If you are laughing or smiling at the above story, don’t. Because we (Yes! Including you and me) aren’t very different either. In our day to day lives, we are also too often focussed on what is urgent or what seems important today that we end up ignoring what is really important for us in the long run. If we use the “filling the gas” metaphor which I used in the story, then it is evident that it was a case of bad prioritisation, but it is not so simple to see the same in our daily lives.
If you really want to not run out of gas, you need to invest in the person you are, because that will determine how far you will go. Investing in Yourself is the equivalent of “filling up the gas”. Below I am listing down the four steps we all can follow to do so.
1. Understanding Yourself
We are all shaped by our surroundings – our parents, our peer at school and work, our friends, our culture and our experiences as we grow up. It is very rare that we spend time in exploring who we are on a deeper level. What are our values? What makes us really happy or angry? What do we want our life to be about?
Questions like these can help you uncover your personality and understand how you came to be the way you are. By exploring these questions you also get the freedom to choose the kind of person you want to be, or if there is something you want to re-invent or change about yourselves.
2. Awareness of How You Act
We all have certain beliefs which explain us the way things should be or should not be. Almost all of our decisions are based on these beliefs about people and situations in life. It is our mind’s job to ensure our safety and survival in this fast paced world and it does that by making decisions for us, many times which are even unaware to our conscious self. It is like we are running on auto-pilot.
Making efforts to uncover your blind spots and to be more conscious requires being more mindful of your daily decisions – both big and small. It is only through focusing attention on your mind that you can be present to the robotic nature of your life. By being present to this routine will lead you to the next step – of making your own conscious choices.
3. Making our Own Choices
Once we are aware of how our unconscious mind drives most of our actions, we can be more deliberate about our choices. Each and every choice we make has the potential to change the direction of where we are going, and each choice will have its own consequences.
By being conscious about your own choices based on your values and beliefs, you can take control of the steering wheel of your life and stop being just a passenger in life.

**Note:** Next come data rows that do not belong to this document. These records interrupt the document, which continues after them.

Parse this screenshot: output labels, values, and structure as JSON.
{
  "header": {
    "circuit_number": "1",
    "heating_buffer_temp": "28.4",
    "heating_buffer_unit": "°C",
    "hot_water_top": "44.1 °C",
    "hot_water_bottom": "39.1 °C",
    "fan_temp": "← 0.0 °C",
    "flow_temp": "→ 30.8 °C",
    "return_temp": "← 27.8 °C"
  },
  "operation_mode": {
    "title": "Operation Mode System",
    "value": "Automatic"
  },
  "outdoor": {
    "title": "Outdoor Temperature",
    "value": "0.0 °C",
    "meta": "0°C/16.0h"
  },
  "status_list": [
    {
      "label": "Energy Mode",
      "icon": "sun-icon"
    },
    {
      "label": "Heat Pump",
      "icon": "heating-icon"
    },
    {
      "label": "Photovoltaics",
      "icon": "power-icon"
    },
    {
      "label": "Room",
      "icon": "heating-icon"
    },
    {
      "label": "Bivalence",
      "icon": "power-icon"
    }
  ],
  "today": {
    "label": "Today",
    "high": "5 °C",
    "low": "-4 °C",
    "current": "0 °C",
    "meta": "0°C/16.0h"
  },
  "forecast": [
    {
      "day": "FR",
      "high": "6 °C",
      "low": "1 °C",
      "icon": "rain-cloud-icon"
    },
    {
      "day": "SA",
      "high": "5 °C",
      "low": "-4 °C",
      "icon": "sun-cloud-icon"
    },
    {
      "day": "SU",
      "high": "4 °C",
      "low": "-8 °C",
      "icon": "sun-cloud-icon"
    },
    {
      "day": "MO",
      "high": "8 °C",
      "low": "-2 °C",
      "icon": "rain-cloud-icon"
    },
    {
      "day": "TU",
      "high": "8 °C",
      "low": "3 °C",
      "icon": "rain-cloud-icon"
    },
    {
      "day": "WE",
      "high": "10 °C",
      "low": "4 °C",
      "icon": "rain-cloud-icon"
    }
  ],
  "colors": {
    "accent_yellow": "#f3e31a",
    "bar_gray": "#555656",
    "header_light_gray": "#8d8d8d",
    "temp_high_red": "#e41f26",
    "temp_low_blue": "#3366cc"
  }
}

For example – Rita believes her boss is rude and has a bias against her, based on past experiences. Now every time she gets into a meeting with him, her mind acts overtime to sense any hint of a bias towards her, and as soon as that happens, she start to defend or prove herself right. Often it develops into a behaviour pattern which she can’t help. She feels trapped and not having any other option. Now suppose Rita wants to invest in herself and has taken time to think about her life and understand the events that shaped her personality. She realises that being respected and treating others fairly while working towards common goals are amongst her deepest values.

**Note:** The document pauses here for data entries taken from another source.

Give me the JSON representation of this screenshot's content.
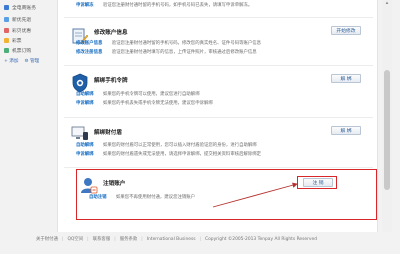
{
  "sidebar": {
    "items": [
      {
        "label": "全电商账务",
        "color": "#3b7bd4"
      },
      {
        "label": "新优先退",
        "color": "#5aa0e6"
      },
      {
        "label": "彩贝优惠",
        "color": "#e06666"
      },
      {
        "label": "彩票",
        "color": "#f2b233"
      },
      {
        "label": "机票订购",
        "color": "#4caf7a"
      }
    ],
    "add_label": "+ 添加",
    "manage_label": "⚙ 管理"
  },
  "sections": [
    {
      "lines": [
        {
          "tag": "申诉解冻",
          "text": "验证您注册财付通时留的手机号码，如手机号码已丢失，请填写申诉单解冻。"
        }
      ]
    },
    {
      "title": "修改账户信息",
      "button": "开始修改",
      "lines": [
        {
          "tag": "修改账户信息",
          "text": "验证您注册财付通时留的手机号码，修改您的真实姓名、证件号码等账户信息"
        },
        {
          "tag": "修改注册信息",
          "text": "验证您注册财付通时填写的信息，上传证件照片，审核通过后修改账户信息"
        }
      ]
    },
    {
      "title": "解绑手机令牌",
      "button": "解 绑",
      "lines": [
        {
          "tag": "自助解绑",
          "text": "如果您的手机令牌可以使用，建议您进行自助解绑"
        },
        {
          "tag": "申诉解绑",
          "text": "如果您的手机丢失或手机令牌无法使用，建议您申诉解绑"
        }
      ]
    },
    {
      "title": "解绑财付盾",
      "button": "解 绑",
      "lines": [
        {
          "tag": "自助解绑",
          "text": "如果您的财付盾可以正常使用，您可以插入财付盾验证您的身份，进行自助解绑"
        },
        {
          "tag": "申诉解绑",
          "text": "如果您的财付盾遗失或无法使用，请选择申诉解绑，提交相关资料审核后解除绑定"
        }
      ]
    },
    {
      "title": "注销账户",
      "button": "注 销",
      "lines": [
        {
          "tag": "自助注销",
          "text": "如果您不再使用财付通，建议您注销账户"
        }
      ]
    }
  ],
  "footer": {
    "links": [
      "关于财付通",
      "QQ空间",
      "联系客服",
      "服务条款",
      "International Business"
    ],
    "copyright": "Copyright ©2005-2013 Tenpay All Rights Reserved"
  },
  "colors": {
    "highlight": "#d8262b",
    "link": "#1a6fc4",
    "arrow": "#b5322e"
  }
}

Now when she hears something from her boss which sounds biased against her, she gives her boss the option to explain his point or rephrases it to make sure she understands correctly, but doesn’t assume anything. After that, she acts based on her values and makes her point to her boss to find common ground rather than to prove him wrong. If her boss is still unreasonable and rude towards her, she respectfully informs him that his behaviour bothers her and look for ways forward. In this case – either her boss ends up changing his behaviour, or she decides to change her team or job, but either way she feels in control and empowered about her choices.
4. Mastery via Practice
Once you have made your own choices, the next step is to practice doing daily whatever is required to stay on course. It takes great amount of discipline and practice to unlearn old habits and learn new ones. You will obviously fail many times when trying to form new habits, but eventually these new habits will feel like second nature. Only by being aware (or mindful) of the decisions you take each day you can be deliberate about them to move your life in the direction you want to go. The challenge is to reflect and learn from your experiences and re-invent yourself if the need be.